Il a toutes les qualités d’un gentilhomme des
lettres et des arts. Elégant, fin et surtout érudit. Il excelle
dans la poésie comme dans le roman, il fait de la peinture comme
un peintre professionnel, et lorsqu’il touche à la photographie,
il semble avoir effacé la différence entre une photo et une
peinture. Toutefois, il n’appartient ni à l’aristocratie ni à la
classe moyenne. Son histoire est en fait celle de son pays
d’origine : la Palestine.
Ses parents ont été obligés de quitter le
pays en 1948, au déclenchement de la première guerre
israélo-arabe, pour s’installer dans un camp de réfugiés en
Jordanie. « C’était une vie dure. Dix enfants coincés avec leurs
parents dans une petite chambre de quelques mètres.

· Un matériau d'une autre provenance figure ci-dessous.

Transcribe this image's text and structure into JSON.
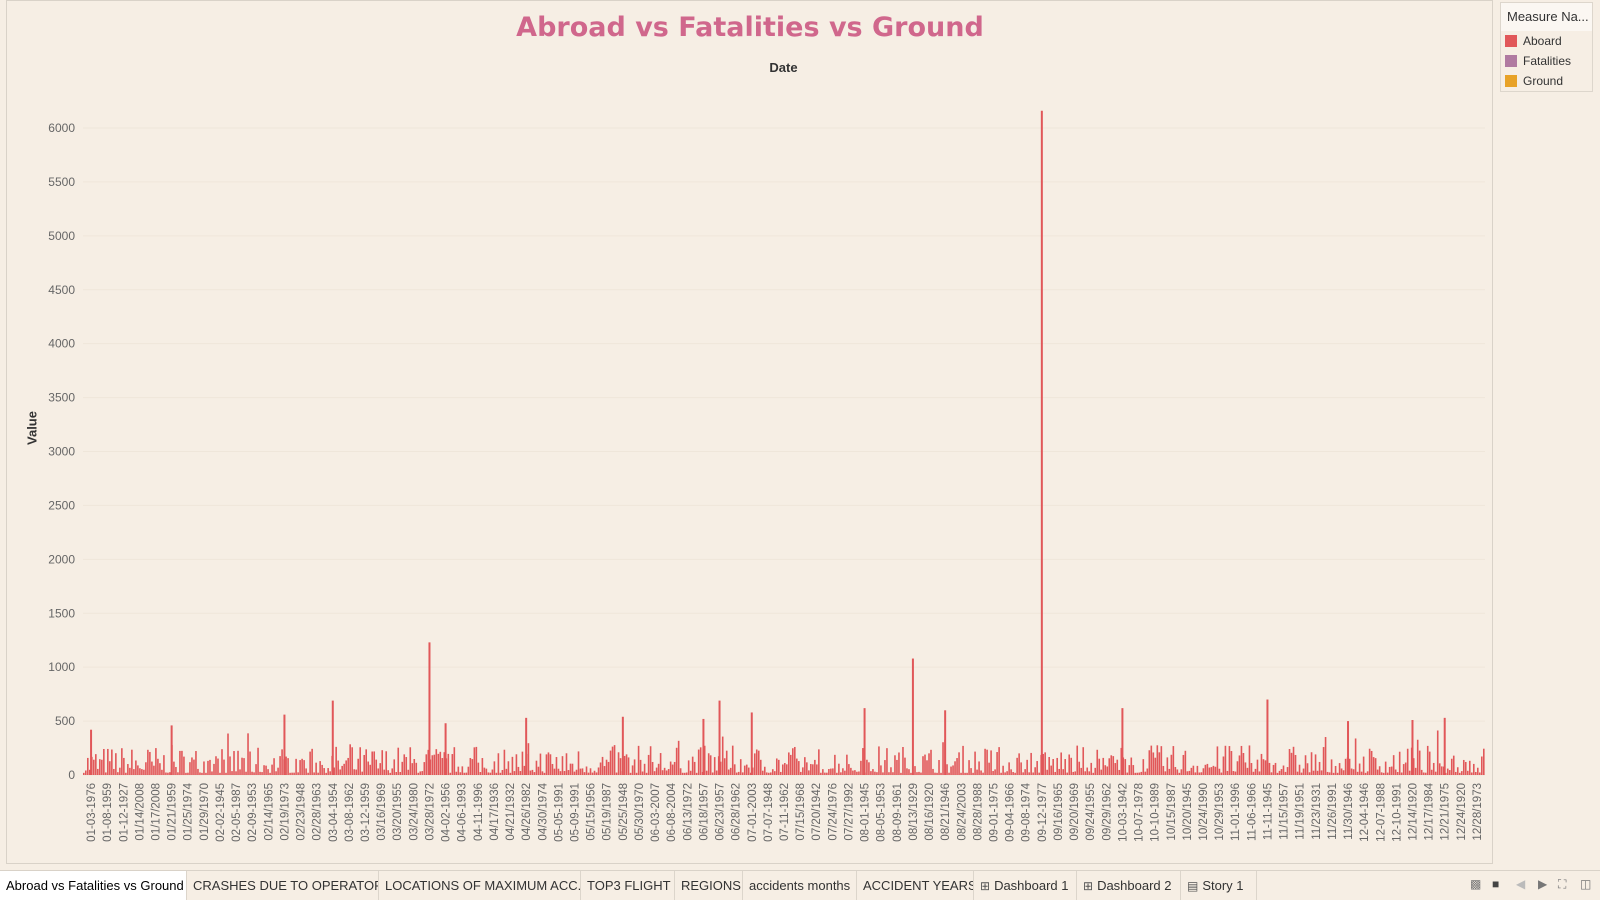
{
  "legend": {
    "title": "Measure Na...",
    "items": [
      {
        "label": "Aboard",
        "color": "#e15759"
      },
      {
        "label": "Fatalities",
        "color": "#b07aa1"
      },
      {
        "label": "Ground",
        "color": "#e8a227"
      }
    ]
  },
  "tabs": [
    {
      "label": "Abroad vs Fatalities vs Ground",
      "icon": "",
      "active": true
    },
    {
      "label": "CRASHES DUE TO OPERATORS",
      "icon": ""
    },
    {
      "label": "LOCATIONS OF MAXIMUM ACC...",
      "icon": ""
    },
    {
      "label": "TOP3 FLIGHT",
      "icon": ""
    },
    {
      "label": "REGIONS",
      "icon": ""
    },
    {
      "label": "accidents months",
      "icon": ""
    },
    {
      "label": "ACCIDENT YEARS",
      "icon": ""
    },
    {
      "label": "Dashboard 1",
      "icon": "dashboard-icon"
    },
    {
      "label": "Dashboard 2",
      "icon": "dashboard-icon"
    },
    {
      "label": "Story 1",
      "icon": "story-icon"
    }
  ],
  "chart_data": {
    "type": "bar",
    "title": "Abroad vs Fatalities vs Ground",
    "xlabel": "Date",
    "ylabel": "Value",
    "ylim": [
      0,
      6200
    ],
    "yticks": [
      0,
      500,
      1000,
      1500,
      2000,
      2500,
      3000,
      3500,
      4000,
      4500,
      5000,
      5500,
      6000
    ],
    "grid": true,
    "legend_position": "top-right",
    "x_tick_labels": [
      "01-03-1976",
      "01-08-1959",
      "01-12-1927",
      "01/14/2008",
      "01/17/2008",
      "01/21/1959",
      "01/25/1974",
      "01/29/1970",
      "02-02-1945",
      "02-05-1987",
      "02-09-1953",
      "02/14/1965",
      "02/19/1973",
      "02/23/1948",
      "02/28/1963",
      "03-04-1954",
      "03-08-1962",
      "03-12-1959",
      "03/16/1969",
      "03/20/1955",
      "03/24/1980",
      "03/28/1972",
      "04-02-1956",
      "04-06-1993",
      "04-11-1996",
      "04/17/1936",
      "04/21/1932",
      "04/26/1982",
      "04/30/1974",
      "05-05-1991",
      "05-09-1991",
      "05/15/1956",
      "05/19/1987",
      "05/25/1948",
      "05/30/1970",
      "06-03-2007",
      "06-08-2004",
      "06/13/1972",
      "06/18/1957",
      "06/23/1957",
      "06/28/1962",
      "07-01-2003",
      "07-07-1948",
      "07-11-1962",
      "07/15/1968",
      "07/20/1942",
      "07/24/1976",
      "07/27/1992",
      "08-01-1945",
      "08-05-1953",
      "08-09-1961",
      "08/13/1929",
      "08/16/1920",
      "08/21/1946",
      "08/24/2003",
      "08/28/1988",
      "09-01-1975",
      "09-04-1966",
      "09-08-1974",
      "09-12-1977",
      "09/16/1965",
      "09/20/1969",
      "09/24/1955",
      "09/29/1962",
      "10-03-1942",
      "10-07-1978",
      "10-10-1989",
      "10/15/1987",
      "10/20/1945",
      "10/24/1990",
      "10/29/1953",
      "11-01-1996",
      "11-06-1966",
      "11-11-1945",
      "11/15/1957",
      "11/19/1951",
      "11/23/1931",
      "11/26/1991",
      "11/30/1946",
      "12-04-1946",
      "12-07-1988",
      "12-10-1991",
      "12/14/1920",
      "12/17/1984",
      "12/21/1975",
      "12/24/1920",
      "12/28/1973"
    ],
    "series": [
      {
        "name": "Aboard",
        "color": "#e15759",
        "peaks": [
          {
            "x": "01-03-1976",
            "value": 420
          },
          {
            "x": "01/21/1959",
            "value": 460
          },
          {
            "x": "02/19/1973",
            "value": 560
          },
          {
            "x": "03-04-1954",
            "value": 690
          },
          {
            "x": "03/28/1972",
            "value": 1230
          },
          {
            "x": "04-02-1956",
            "value": 480
          },
          {
            "x": "04/26/1982",
            "value": 530
          },
          {
            "x": "05/25/1948",
            "value": 540
          },
          {
            "x": "06/18/1957",
            "value": 520
          },
          {
            "x": "06/23/1957",
            "value": 690
          },
          {
            "x": "07-01-2003",
            "value": 580
          },
          {
            "x": "08-01-1945",
            "value": 620
          },
          {
            "x": "08/13/1929",
            "value": 1080
          },
          {
            "x": "08/21/1946",
            "value": 600
          },
          {
            "x": "09-12-1977",
            "value": 6160
          },
          {
            "x": "10-03-1942",
            "value": 620
          },
          {
            "x": "11-11-1945",
            "value": 700
          },
          {
            "x": "11/30/1946",
            "value": 500
          },
          {
            "x": "12/14/1920",
            "value": 510
          },
          {
            "x": "12/21/1975",
            "value": 530
          }
        ]
      }
    ]
  }
}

Imaginez-vous alors la relation entre les parents eux-mêmes,
entre les enfants ou entre les parents et les enfants ? ».
La promiscuité ne s’imposait pas uniquement
sur le plan spatial, mais aussi sur le plan émotionnel. «
Personne ne pouvait offrir à l’autre quoi que ce soit, nous
n’avions ni les moyens ni le temps ». Nasrallah a donc dû
affronter avec ses 6 frères et 4 sœurs, le froid, les maladies
... Pour ce faire, il fallait apprendre à réagir comme un homme,
un vrai. « J’ai fait beaucoup de petits boulots pour aider mon
père qui était un simple ouvrier dans une usine de tabac. J’ai
travaillé à l’usine avec lui puis j’ai été colporteur pendant
quelque temps ». Avec l’argent ramassé par-ci, par-là, il
pouvait s’offrir un roman de Naguib Mahfouz ou de Youssef Al-Sébaï.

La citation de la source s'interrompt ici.